In 4.1.3 Evaluator Data Structures of SICP, it states:

That the user's programs are the evaluator's data need not be a source of confusion. In fact, it is sometimes convenient to ignore this distinction, and to give the user the ability to explicitly evaluate a data object as a Lisp expression, by making eval available for use in programs. Many Lisp dialects provide a primitive eval procedure that takes as arguments an expression and an environment and evaluates the expression relative to the environment.

Then experiment with

Chez Scheme Version 9.5
Copyright 1984-2017 Cisco Systems, Inc.

> (define a 5)
> (define b 6)
> (eval '(* a b))
30

I think the result not make sense, since it does both eval and apply.

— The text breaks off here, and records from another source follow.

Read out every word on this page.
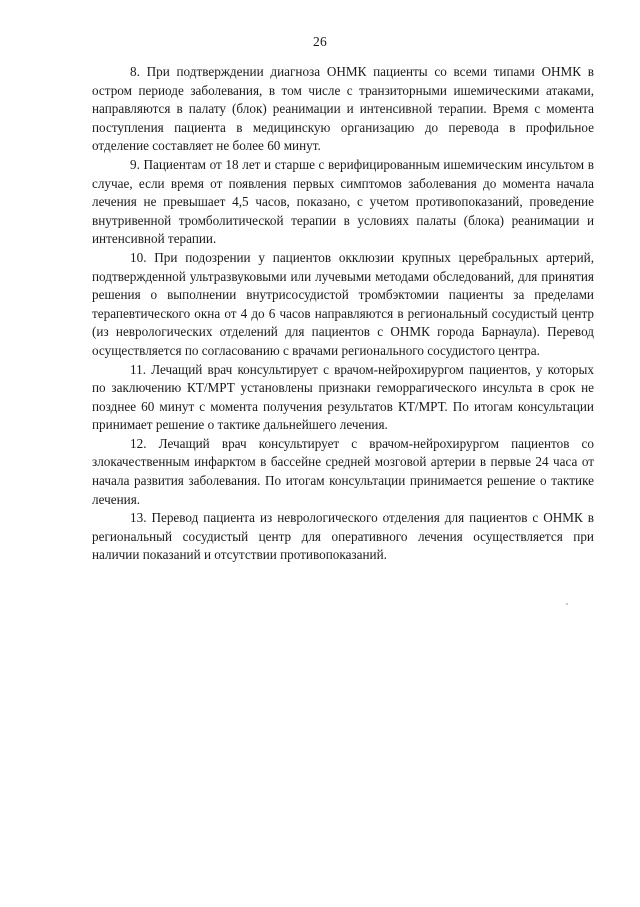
26

8. При подтверждении диагноза ОНМК пациенты со всеми типами ОНМК в остром периоде заболевания, в том числе с транзиторными ишемическими атаками, направляются в палату (блок) реанимации и интенсивной терапии. Время с момента поступления пациента в медицинскую организацию до перевода в профильное отделение составляет не более 60 минут.

9. Пациентам от 18 лет и старше с верифицированным ишемическим инсультом в случае, если время от появления первых симптомов заболевания до момента начала лечения не превышает 4,5 часов, показано, с учетом противопоказаний, проведение внутривенной тромболитической терапии в условиях палаты (блока) реанимации и интенсивной терапии.

10. При подозрении у пациентов окклюзии крупных церебральных артерий, подтвержденной ультразвуковыми или лучевыми методами обследований, для принятия решения о выполнении внутрисосудистой тромбэктомии пациенты за пределами терапевтического окна от 4 до 6 часов направляются в региональный сосудистый центр (из неврологических отделений для пациентов с ОНМК города Барнаула). Перевод осуществляется по согласованию с врачами регионального сосудистого центра.

11. Лечащий врач консультирует с врачом-нейрохирургом пациентов, у которых по заключению КТ/МРТ установлены признаки геморрагического инсульта в срок не позднее 60 минут с момента получения результатов КТ/МРТ. По итогам консультации принимает решение о тактике дальнейшего лечения.

12. Лечащий врач консультирует с врачом-нейрохирургом пациентов со злокачественным инфарктом в бассейне средней мозговой артерии в первые 24 часа от начала развития заболевания. По итогам консультации принимается решение о тактике лечения.

13. Перевод пациента из неврологического отделения для пациентов с ОНМК в региональный сосудистый центр для оперативного лечения осуществляется при наличии показаний и отсутствии противопоказаний.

As I learned from the proceeding contents, I predict the result should be

> (eval '(* a b))
  '(* (5 6))

Then apply * to list-of-values (5 6).

Eval produce value of arguments and procedures to be applied rather than a final result.

Am I wrong with the understanding of eval?

1
Application is part of evaluation. (* a b) by itself evaluates to 30, not (* 5 6).chepner
evaling an expression evaluates it completely.molbdnilo
To get (* 2 3): (eval ''(* 2 3)). Notice the double quoting.Flux

1 Answers

3
votes

Basically what happens with (eval '(* a b)) under the hood is as you describe. Since * is not a special form or macro it evaluates it to the procedure object, then it evaluates a and b and it then applies the procedure it got from evaluating * with the list of evaluated arguments. It does not stop half way so you get the full evaluation.

Also know that * is a variable. The procedure behind it you can see by evaluating *by itself. It would not have shown *.